RB
DOSSIERS
Alle dossiers
Gepubliceerd op donderdag 14 juni 2018
RB 3148
Zelfregulering (RCC, KOAG/KAG) ||
24 mei 2018
Zelfregulering (RCC, KOAG/KAG) 24 mei 2018, RB 3148; (Havik Auto), https://www.reclameboek.nl/artikelen/reclame-van-havik-auto-te-absoluut-nieuwe-testmethode-co2-uitstoot-zou-kunnen-leiden-tot-hogere-bpm

Reclame van Havik Auto te absoluut: nieuwe testmethode CO2-uitstoot zou "kunnen" leiden tot hogere BPM

RCC 24 mei 2018, RB 3148; Dossiernr. 2018/00239 (Havik Auto) Aanbeveling (Misleiding). De uiting betreft een advertentie van Havik Auto in “Nieuwsblad De Koerier”. Daarin staat onder de aanhef: “Geen zin in een BPM-verhoging? Profiteer van veel voorraadvoordeel bij Havik Auto” onder meer: “Vanaf 1 september 2018 geldt een BPM-verhoging (WLTP*). Profiteer van onze scherpe prijzen (…)”. De asterisk verwijst naar de mededeling onderaan: “Op 1 september 2018 wordt de officiële NEDC-meetmethode voor brandstofverbruik en co2uitstoot van nieuwe auto’s vervangen door de WLTP test”. De klacht: In essentie hebben (de hoogte van) de BPM en de WLTP niets met elkaar te maken. De WLTP is een nieuwe Europese testmethode die leidt tot een meer realistische opgave van de CO2-uitstoot van een auto. De CO2-uitstoot is direct gekoppeld aan het brandstofverbruik. Met de introductie van de WLTP-testmethode komt een einde aan de NEDC-testcyclus, die het brandstofverbruik te rooskleurig voorstelt. In Nederland is de CO2-uitstoot bepalend voor de hoogte van de BPM-belasting die de koper betaalt bij de aankoop van een nieuwe auto. Het kan dus zo zijn (sterker nog, op dit moment is het zo, aldus klager) dat een automodel dat volgens de WLTP-methode wordt gemeten, een hogere BPM-belasting krijgt opgelegd.

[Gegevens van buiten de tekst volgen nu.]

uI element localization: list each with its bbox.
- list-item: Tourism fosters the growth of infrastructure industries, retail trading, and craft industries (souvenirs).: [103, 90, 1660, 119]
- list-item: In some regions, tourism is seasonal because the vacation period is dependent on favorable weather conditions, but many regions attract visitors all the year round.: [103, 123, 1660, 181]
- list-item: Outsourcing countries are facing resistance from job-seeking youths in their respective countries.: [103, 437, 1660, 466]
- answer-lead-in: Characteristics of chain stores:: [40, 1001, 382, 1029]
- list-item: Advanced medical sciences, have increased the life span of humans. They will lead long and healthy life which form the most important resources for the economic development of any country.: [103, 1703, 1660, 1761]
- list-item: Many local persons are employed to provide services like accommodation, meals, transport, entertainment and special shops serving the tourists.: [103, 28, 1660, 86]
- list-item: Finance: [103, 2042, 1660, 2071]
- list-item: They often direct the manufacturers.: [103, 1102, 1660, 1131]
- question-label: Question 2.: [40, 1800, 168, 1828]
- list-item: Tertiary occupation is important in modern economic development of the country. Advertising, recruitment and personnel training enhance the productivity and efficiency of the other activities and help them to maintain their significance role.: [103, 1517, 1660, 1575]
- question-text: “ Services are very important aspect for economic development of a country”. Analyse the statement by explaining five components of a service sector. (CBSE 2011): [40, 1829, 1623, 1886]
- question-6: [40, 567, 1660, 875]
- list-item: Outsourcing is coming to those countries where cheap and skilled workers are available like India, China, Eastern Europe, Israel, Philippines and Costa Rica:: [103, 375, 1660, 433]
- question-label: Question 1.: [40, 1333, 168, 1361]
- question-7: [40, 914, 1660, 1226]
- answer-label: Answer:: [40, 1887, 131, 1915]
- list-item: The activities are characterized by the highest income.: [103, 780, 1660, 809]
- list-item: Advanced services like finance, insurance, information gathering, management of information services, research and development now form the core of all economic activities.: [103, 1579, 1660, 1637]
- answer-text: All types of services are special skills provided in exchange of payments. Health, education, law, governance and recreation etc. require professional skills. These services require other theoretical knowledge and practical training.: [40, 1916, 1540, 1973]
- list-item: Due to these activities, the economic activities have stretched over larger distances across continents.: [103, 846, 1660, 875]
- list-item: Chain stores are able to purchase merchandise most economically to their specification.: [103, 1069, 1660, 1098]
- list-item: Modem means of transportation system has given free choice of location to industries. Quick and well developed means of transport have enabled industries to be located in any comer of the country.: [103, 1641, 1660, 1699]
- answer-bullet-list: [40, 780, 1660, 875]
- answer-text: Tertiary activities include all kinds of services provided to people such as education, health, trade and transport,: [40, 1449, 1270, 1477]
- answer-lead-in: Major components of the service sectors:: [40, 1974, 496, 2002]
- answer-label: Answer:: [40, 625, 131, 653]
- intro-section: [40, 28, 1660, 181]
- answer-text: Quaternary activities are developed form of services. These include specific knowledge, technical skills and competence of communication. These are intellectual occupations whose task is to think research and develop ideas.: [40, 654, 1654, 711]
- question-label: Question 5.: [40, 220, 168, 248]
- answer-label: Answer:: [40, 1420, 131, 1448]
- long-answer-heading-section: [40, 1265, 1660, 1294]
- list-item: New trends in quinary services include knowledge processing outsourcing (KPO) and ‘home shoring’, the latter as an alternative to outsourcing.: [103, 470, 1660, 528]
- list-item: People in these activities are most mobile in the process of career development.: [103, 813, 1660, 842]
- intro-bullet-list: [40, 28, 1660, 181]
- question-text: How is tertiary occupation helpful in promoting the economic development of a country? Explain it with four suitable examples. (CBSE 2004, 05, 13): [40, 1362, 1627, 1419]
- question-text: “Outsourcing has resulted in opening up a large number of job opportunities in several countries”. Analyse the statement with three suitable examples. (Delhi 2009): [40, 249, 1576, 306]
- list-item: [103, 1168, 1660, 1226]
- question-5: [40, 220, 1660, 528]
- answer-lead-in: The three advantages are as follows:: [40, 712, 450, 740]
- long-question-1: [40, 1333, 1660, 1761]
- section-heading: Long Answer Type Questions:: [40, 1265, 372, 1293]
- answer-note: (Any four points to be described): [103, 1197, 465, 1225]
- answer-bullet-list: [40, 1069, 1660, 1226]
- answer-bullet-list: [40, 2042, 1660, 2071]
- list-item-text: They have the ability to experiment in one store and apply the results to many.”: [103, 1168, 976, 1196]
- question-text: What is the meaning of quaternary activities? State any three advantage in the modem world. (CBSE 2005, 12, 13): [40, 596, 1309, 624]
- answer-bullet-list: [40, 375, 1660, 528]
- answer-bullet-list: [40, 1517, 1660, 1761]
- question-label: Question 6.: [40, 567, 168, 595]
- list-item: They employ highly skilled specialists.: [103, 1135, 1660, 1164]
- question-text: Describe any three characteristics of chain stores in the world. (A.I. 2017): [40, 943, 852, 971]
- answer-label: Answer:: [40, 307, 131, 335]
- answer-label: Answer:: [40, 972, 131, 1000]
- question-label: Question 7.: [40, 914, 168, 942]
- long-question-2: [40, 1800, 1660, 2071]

De Commissie stelt voorop dat, anders dan de formulering van de klacht doet vermoeden, (de hoogte van) de BPM en de nieuwe WLTP testmethode wel met elkaar te maken hebben. Klager heeft zelf gesteld dat de WLTP testmethode leidt tot een meer realistische opgave van de CO2-uitstoot en dat de CO2-uitstoot in Nederland bepalend is voor de hoogte van de BPM-belasting. Adverteerder heeft vervolgens bij verweer meegedeeld dat er een verband bestaat tussen de WLTP testmethode en de hoogte van de BPM, in die zin dat aan de hand van de CO2-uitstoot de hoogte van de BPM (“belasting van personenauto's en motorrijwielen”) wordt vastgesteld.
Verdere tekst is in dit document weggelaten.